Il momento che Laura Marchesani ama di più del suo lavoro è quello in cui nascono i bambini. Laureata in lingue e trasferitasi a Lisbona grazie al programma Leonardo, è poi approdata in una clinica di Madrid, dove per sette anni si è occupata di accogliere e indirizzare le coppie che intraprendevano la procreazione medicalmente assistita.
Dopo essersi accorta di quante richieste arrivavano per la gestazione per altri (che in gergo viene chiamata utero in affitto), ha deciso di studiare meglio la materia, aprendo nel 2013 la sua agenzia Prepara, che oggi aiuta le coppie a districarsi nella lunga trafila per avere un figlio grazie a una portatrice: “In Spagna la Gpa non è consentita ma la legislazione consente comunque la consulenza e l’intermediazione, che sono proprio gli aspetti che curo io.
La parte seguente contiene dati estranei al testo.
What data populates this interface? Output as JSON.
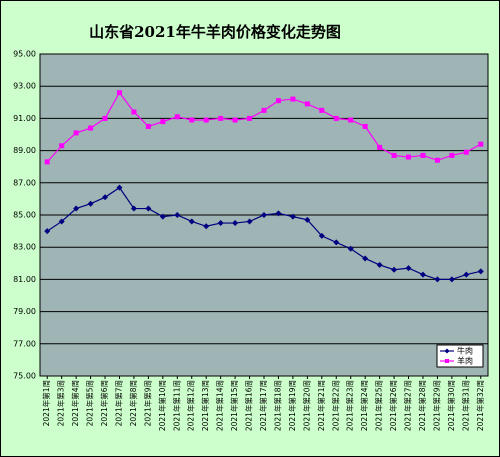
{
  "chart_data": {
    "type": "line",
    "title": "山东省2021年牛羊肉价格变化走势图",
    "categories": [
      "2021年第1周",
      "2021年第3周",
      "2021年第4周",
      "2021年第5周",
      "2021年第6周",
      "2021年第7周",
      "2021年第8周",
      "2021年第9周",
      "2021年第10周",
      "2021年第11周",
      "2021年第12周",
      "2021年第13周",
      "2021年第14周",
      "2021年第15周",
      "2021年第16周",
      "2021年第17周",
      "2021年第18周",
      "2021年第19周",
      "2021年第20周",
      "2021年第21周",
      "2021年第22周",
      "2021年第23周",
      "2021年第24周",
      "2021年第25周",
      "2021年第26周",
      "2021年第27周",
      "2021年第28周",
      "2021年第29周",
      "2021年第30周",
      "2021年第31周",
      "2021年第32周"
    ],
    "series": [
      {
        "name": "牛肉",
        "color": "#000080",
        "values": [
          84.0,
          84.6,
          85.4,
          85.7,
          86.1,
          86.7,
          85.4,
          85.4,
          84.9,
          85.0,
          84.6,
          84.3,
          84.5,
          84.5,
          84.6,
          85.0,
          85.1,
          84.9,
          84.7,
          83.7,
          83.3,
          82.9,
          82.3,
          81.9,
          81.6,
          81.7,
          81.3,
          81.0,
          81.0,
          81.3,
          81.5
        ]
      },
      {
        "name": "羊肉",
        "color": "#ff00ff",
        "values": [
          88.3,
          89.3,
          90.1,
          90.4,
          91.0,
          92.6,
          91.4,
          90.5,
          90.8,
          91.1,
          90.9,
          90.9,
          91.0,
          90.9,
          91.0,
          91.5,
          92.1,
          92.2,
          91.9,
          91.5,
          91.0,
          90.9,
          90.5,
          89.2,
          88.7,
          88.6,
          88.7,
          88.4,
          88.7,
          88.9,
          89.4
        ]
      }
    ],
    "ylim": [
      75,
      95
    ],
    "yticks": [
      {
        "value": 75,
        "label": "75.00"
      },
      {
        "value": 77,
        "label": "77.00"
      },
      {
        "value": 79,
        "label": "79.00"
      },
      {
        "value": 81,
        "label": "81.00"
      },
      {
        "value": 83,
        "label": "83.00"
      },
      {
        "value": 85,
        "label": "85.00"
      },
      {
        "value": 87,
        "label": "87.00"
      },
      {
        "value": 89,
        "label": "89.00"
      },
      {
        "value": 91,
        "label": "91.00"
      },
      {
        "value": 93,
        "label": "93.00"
      },
      {
        "value": 95,
        "label": "95.00"
      }
    ],
    "grid": true,
    "legend": "lower right"
  }
}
Nessun intento di pubblicizzare una tecnica di vietata in Italia. Il mio scopo è informare”.
Tre le coppie che si rivolgono alla sua agenzia ci sono sia omosessuali che etero: “Le coppie eterosessuali in genere non sono riuscite ad avere un bambino in un’altra maniera o non hanno ancora tentato tutte le strade possibili, come la fecondazione assistita. Per questo, prima di intraprendere il percorso, cerchiamo di chiarire insieme bisogni, esperienza passata e desideri. Molte delle coppie che prendono contatto con noi sono però gay perché i Paesi con i quali ho deciso di lavorare, Stati Uniti e Canada, permettono il percorso a diversi tipi di famiglie al contrario di altre destinazioni meno care e meno lontane con le quali per ora non abbiamo rapporti”.
Oltreoceano non sono però Laura e i suoi collaboratori a cercare e selezionare le donne che porteranno avanti la gravidanza: “Tutto questo è infatti in capo alle agenzie dei Paesi dove la Gpa è legale. Io accompagno le coppie nella scelta della clinica, nei vari colloqui, nella modulistica, nella scelta della donatrice, aspetto che viene poco preso in considerazione nella prima fase”.
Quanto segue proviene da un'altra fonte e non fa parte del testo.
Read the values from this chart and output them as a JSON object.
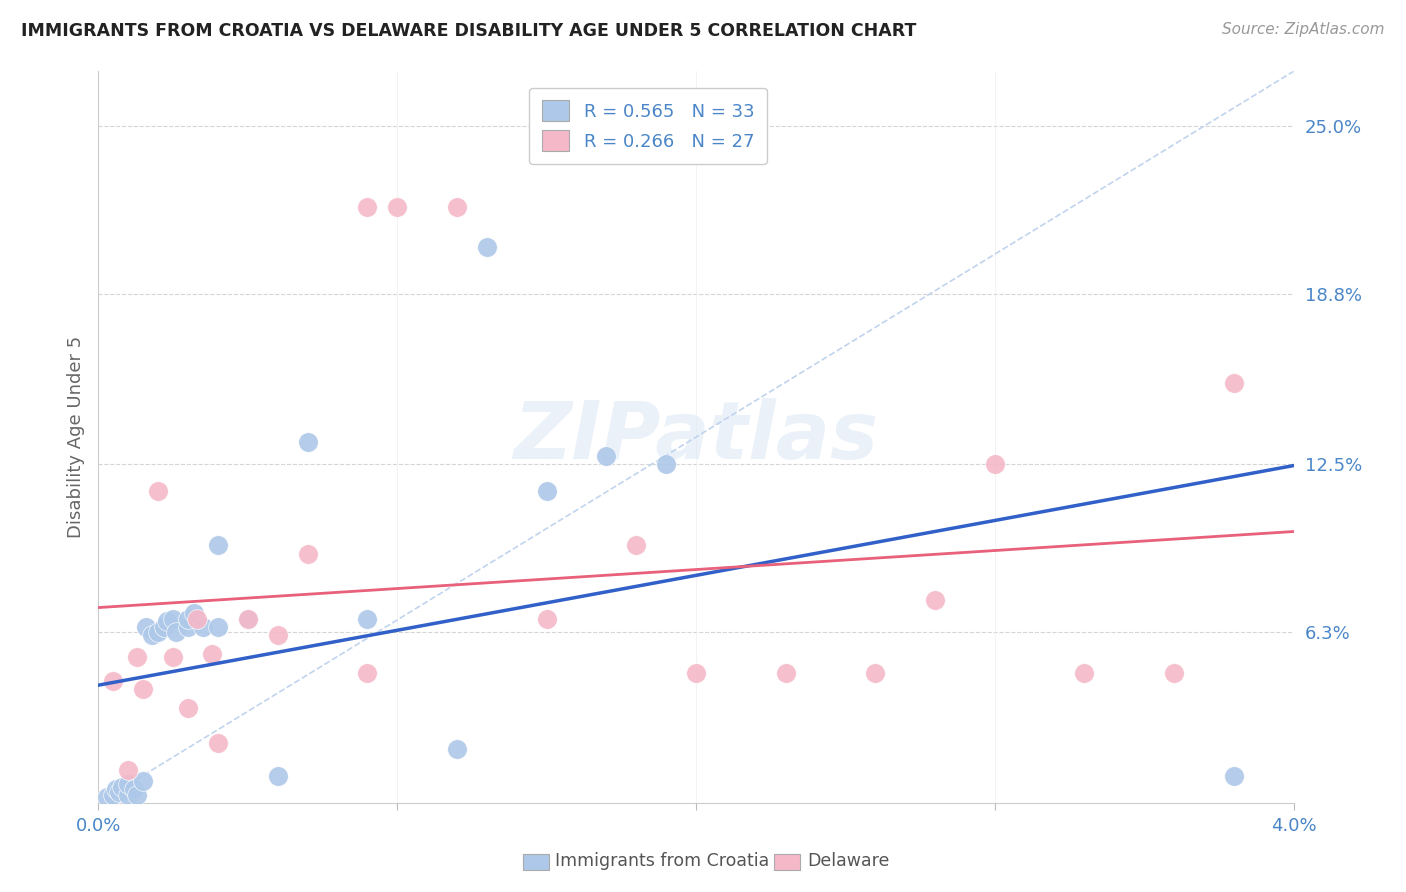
{
  "title": "IMMIGRANTS FROM CROATIA VS DELAWARE DISABILITY AGE UNDER 5 CORRELATION CHART",
  "source": "Source: ZipAtlas.com",
  "ylabel": "Disability Age Under 5",
  "ytick_labels": [
    "25.0%",
    "18.8%",
    "12.5%",
    "6.3%"
  ],
  "ytick_values": [
    0.25,
    0.188,
    0.125,
    0.063
  ],
  "xlim": [
    0.0,
    0.04
  ],
  "ylim": [
    0.0,
    0.27
  ],
  "croatia_color": "#adc8e8",
  "delaware_color": "#f5b8c8",
  "croatia_line_color": "#3060c8",
  "delaware_line_color": "#e8607a",
  "diagonal_color": "#c0d4ee",
  "watermark_text": "ZIPatlas",
  "legend_label1": "Immigrants from Croatia",
  "legend_label2": "Delaware",
  "croatia_points": [
    [
      0.0003,
      0.002
    ],
    [
      0.0005,
      0.003
    ],
    [
      0.0006,
      0.005
    ],
    [
      0.0007,
      0.004
    ],
    [
      0.0008,
      0.006
    ],
    [
      0.001,
      0.003
    ],
    [
      0.001,
      0.007
    ],
    [
      0.0012,
      0.005
    ],
    [
      0.0013,
      0.003
    ],
    [
      0.0015,
      0.008
    ],
    [
      0.0016,
      0.065
    ],
    [
      0.0018,
      0.062
    ],
    [
      0.002,
      0.063
    ],
    [
      0.0022,
      0.065
    ],
    [
      0.0023,
      0.067
    ],
    [
      0.0025,
      0.068
    ],
    [
      0.0026,
      0.063
    ],
    [
      0.003,
      0.065
    ],
    [
      0.003,
      0.068
    ],
    [
      0.0032,
      0.07
    ],
    [
      0.0035,
      0.065
    ],
    [
      0.004,
      0.095
    ],
    [
      0.004,
      0.065
    ],
    [
      0.005,
      0.068
    ],
    [
      0.006,
      0.01
    ],
    [
      0.007,
      0.133
    ],
    [
      0.009,
      0.068
    ],
    [
      0.012,
      0.02
    ],
    [
      0.013,
      0.205
    ],
    [
      0.015,
      0.115
    ],
    [
      0.017,
      0.128
    ],
    [
      0.019,
      0.125
    ],
    [
      0.038,
      0.01
    ]
  ],
  "delaware_points": [
    [
      0.0005,
      0.045
    ],
    [
      0.001,
      0.012
    ],
    [
      0.0013,
      0.054
    ],
    [
      0.0015,
      0.042
    ],
    [
      0.002,
      0.115
    ],
    [
      0.0025,
      0.054
    ],
    [
      0.003,
      0.035
    ],
    [
      0.0033,
      0.068
    ],
    [
      0.0038,
      0.055
    ],
    [
      0.004,
      0.022
    ],
    [
      0.005,
      0.068
    ],
    [
      0.006,
      0.062
    ],
    [
      0.007,
      0.092
    ],
    [
      0.009,
      0.048
    ],
    [
      0.009,
      0.22
    ],
    [
      0.01,
      0.22
    ],
    [
      0.012,
      0.22
    ],
    [
      0.015,
      0.068
    ],
    [
      0.018,
      0.095
    ],
    [
      0.02,
      0.048
    ],
    [
      0.023,
      0.048
    ],
    [
      0.026,
      0.048
    ],
    [
      0.028,
      0.075
    ],
    [
      0.03,
      0.125
    ],
    [
      0.033,
      0.048
    ],
    [
      0.036,
      0.048
    ],
    [
      0.038,
      0.155
    ]
  ]
}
Su dieci coppie che si rivolgono a Prepara (a volte a Madrid, altre intrattenendo i rapporti via Skype) due si decidono effettivamente per la surrogacy: “La maggior parte sono italiane, diverse delle quali anche dall’Emilia-Romagna. Il bello, per me, è contribuire alla realizzazione del loro sogno e del loro progetto di vita. Questo significa vivere fasi lavorative molto complesse dal punto di vista emotivo, soprattutto quando i futuri genitori hanno un trascorso di dolore e sofferenza”.
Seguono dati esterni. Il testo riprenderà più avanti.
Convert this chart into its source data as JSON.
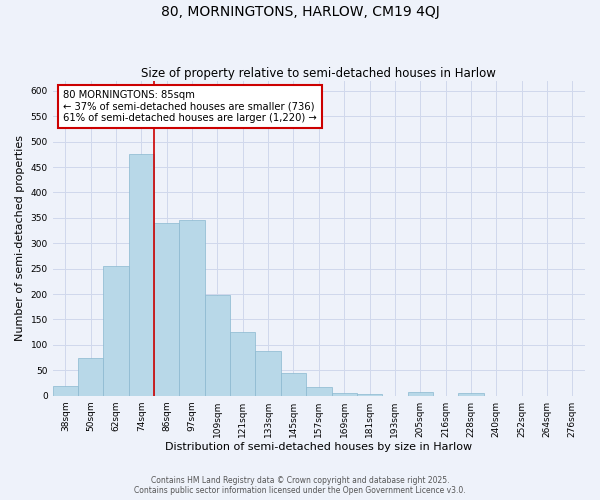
{
  "title": "80, MORNINGTONS, HARLOW, CM19 4QJ",
  "subtitle": "Size of property relative to semi-detached houses in Harlow",
  "xlabel": "Distribution of semi-detached houses by size in Harlow",
  "ylabel": "Number of semi-detached properties",
  "bin_labels": [
    "38sqm",
    "50sqm",
    "62sqm",
    "74sqm",
    "86sqm",
    "97sqm",
    "109sqm",
    "121sqm",
    "133sqm",
    "145sqm",
    "157sqm",
    "169sqm",
    "181sqm",
    "193sqm",
    "205sqm",
    "216sqm",
    "228sqm",
    "240sqm",
    "252sqm",
    "264sqm",
    "276sqm"
  ],
  "bar_values": [
    20,
    75,
    255,
    475,
    340,
    345,
    198,
    125,
    88,
    45,
    17,
    5,
    3,
    0,
    8,
    0,
    5,
    0,
    0,
    0,
    0
  ],
  "bar_color": "#b8d8e8",
  "bar_edge_color": "#8ab8d0",
  "vline_x": 4,
  "vline_color": "#cc0000",
  "annotation_title": "80 MORNINGTONS: 85sqm",
  "annotation_line1": "← 37% of semi-detached houses are smaller (736)",
  "annotation_line2": "61% of semi-detached houses are larger (1,220) →",
  "annotation_box_facecolor": "#ffffff",
  "annotation_box_edge": "#cc0000",
  "ylim": [
    0,
    620
  ],
  "yticks": [
    0,
    50,
    100,
    150,
    200,
    250,
    300,
    350,
    400,
    450,
    500,
    550,
    600
  ],
  "footer1": "Contains HM Land Registry data © Crown copyright and database right 2025.",
  "footer2": "Contains public sector information licensed under the Open Government Licence v3.0.",
  "bg_color": "#eef2fa",
  "grid_color": "#d0d8ec",
  "title_fontsize": 10,
  "subtitle_fontsize": 8.5,
  "ylabel_fontsize": 8,
  "xlabel_fontsize": 8,
  "tick_fontsize": 6.5,
  "annot_fontsize": 7.2,
  "footer_fontsize": 5.5
}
Negli amici e nei parenti il lavoro di Laura ha suscitato parecchia curiosità ma anche apertura: “Da altre persone, invece, ho sentito arrivare tutto il peso del pregiudizio. In Italia, in particolare, è ancora radicata nella cultura l’idea che la gestazione e la maternità non possano essere scisse. Già l’espressione ‘utero in affitto’ manda un messaggio negativo, come se la donna che vive la gravidanza cedesse una parte del proprio corpo solo per soldi o perché costretta. Nei Paesi del primo mondo le portatrici sono donne in grado di scegliere, di capire se vogliono o no figli loro e se desiderano dare a una coppia la gioia dell’essere genitori. Al contrario di quello che spesso si pensa, insomma, è una questione di libero arbitrio e di auto-determinazione femminile“.
Con alcune coppie che ce la fanno, poi, capita di rimanere in contatto: “Inevitabile, nel mio lavoro, condividere pezzi di vita e sensazioni. Ecco perché, nella mia rete di collaboratori, ho scelto di inserire anche degli psicoterapeuti, oltre ad avvocati e consulenti. Dare un appoggio professionale penso sia fondamentale”.